OK, let’s break this step by step:
The funds were converted into hryvnia (UAH) on 31 December 20X1 at an exchange rate of EUR1.00 = UAH6.70 and used to purchase UAH1,500 million in fixed assets and UAH300 of inventories.
Temporal method + FIFO
300 UAH Inventory / 6,7 = 44, 8 Eur by historical rate , let’s say that is 100 pieces of Inventory, thus 3 UAH each.

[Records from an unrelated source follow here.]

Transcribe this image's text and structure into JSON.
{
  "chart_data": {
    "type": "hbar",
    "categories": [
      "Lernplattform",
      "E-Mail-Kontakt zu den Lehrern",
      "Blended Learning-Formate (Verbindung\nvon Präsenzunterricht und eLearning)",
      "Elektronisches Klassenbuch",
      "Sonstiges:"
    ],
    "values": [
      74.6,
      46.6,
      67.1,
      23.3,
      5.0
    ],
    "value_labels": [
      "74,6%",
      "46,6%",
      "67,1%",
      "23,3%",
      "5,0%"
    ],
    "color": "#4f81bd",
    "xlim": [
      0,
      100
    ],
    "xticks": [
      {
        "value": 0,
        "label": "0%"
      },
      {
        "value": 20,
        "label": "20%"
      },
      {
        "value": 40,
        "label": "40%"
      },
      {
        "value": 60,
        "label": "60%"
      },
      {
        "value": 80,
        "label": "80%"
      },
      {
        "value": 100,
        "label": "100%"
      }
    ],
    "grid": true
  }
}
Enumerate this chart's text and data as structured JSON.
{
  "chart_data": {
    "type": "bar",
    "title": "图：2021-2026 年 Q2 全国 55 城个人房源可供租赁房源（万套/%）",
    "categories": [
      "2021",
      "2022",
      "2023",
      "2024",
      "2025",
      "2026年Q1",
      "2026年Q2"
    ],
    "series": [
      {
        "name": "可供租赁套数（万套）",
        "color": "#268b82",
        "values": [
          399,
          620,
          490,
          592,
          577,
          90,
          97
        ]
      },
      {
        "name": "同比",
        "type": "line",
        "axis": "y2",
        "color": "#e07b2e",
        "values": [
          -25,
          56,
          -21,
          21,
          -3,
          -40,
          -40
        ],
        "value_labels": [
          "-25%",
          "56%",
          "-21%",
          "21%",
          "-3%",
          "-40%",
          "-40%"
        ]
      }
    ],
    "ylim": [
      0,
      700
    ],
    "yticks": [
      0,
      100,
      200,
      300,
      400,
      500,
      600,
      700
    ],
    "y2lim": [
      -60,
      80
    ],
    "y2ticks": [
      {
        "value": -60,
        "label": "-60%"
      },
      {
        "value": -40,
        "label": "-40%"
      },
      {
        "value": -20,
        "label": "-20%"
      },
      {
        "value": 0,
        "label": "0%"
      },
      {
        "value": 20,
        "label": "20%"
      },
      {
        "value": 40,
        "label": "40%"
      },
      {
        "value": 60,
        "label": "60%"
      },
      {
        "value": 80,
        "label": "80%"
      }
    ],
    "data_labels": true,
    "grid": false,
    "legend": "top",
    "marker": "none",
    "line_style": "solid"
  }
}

Sales : example 80 pieces of inventory by 6 UAH each for 480 UAH.
COGS: 80 x 3 = 240 UAH
GP = 480 - 240 UAH = 240 UAH
If LIFO had been applied instead of FIFO, inflation would impact COGS thus, COGS will be 3 (1+ Inflation rate) so GP will be lower (assuming inflation expense is already contained in margin of 3 UAH (3+3=6 selling price). This is straightforward.
Let’ say that on balance date f.ex 1 EUR is 7,4 UAH and average periodical rate was 7,0 UAH for 1 EUR.
Under temporal method, COGS will be remeasured by historical rate, thus
240 UAH / 6,70 = 35,82 EUR
Sales will be remeasured by average rate 480 /7,0 = 68, 57 EUR
GP under temporal method is 68,57 - 35,82 = 32,75 EUR
under current rate method
COGS and Sales will be translated by average rate.
COGS: 240 UAH / 7,00 = 34,29 EUR
Sales: 480 /7,0 = 68, 57 EUR
GP under current rate method is 68,57 - 34,29 = 34,28 EUR
Since COGS are lower under local currency depreciation, thus combination of target currency appreciation(local depreciation) and accelerating inflation would favorize FIFO + CRM in translation process.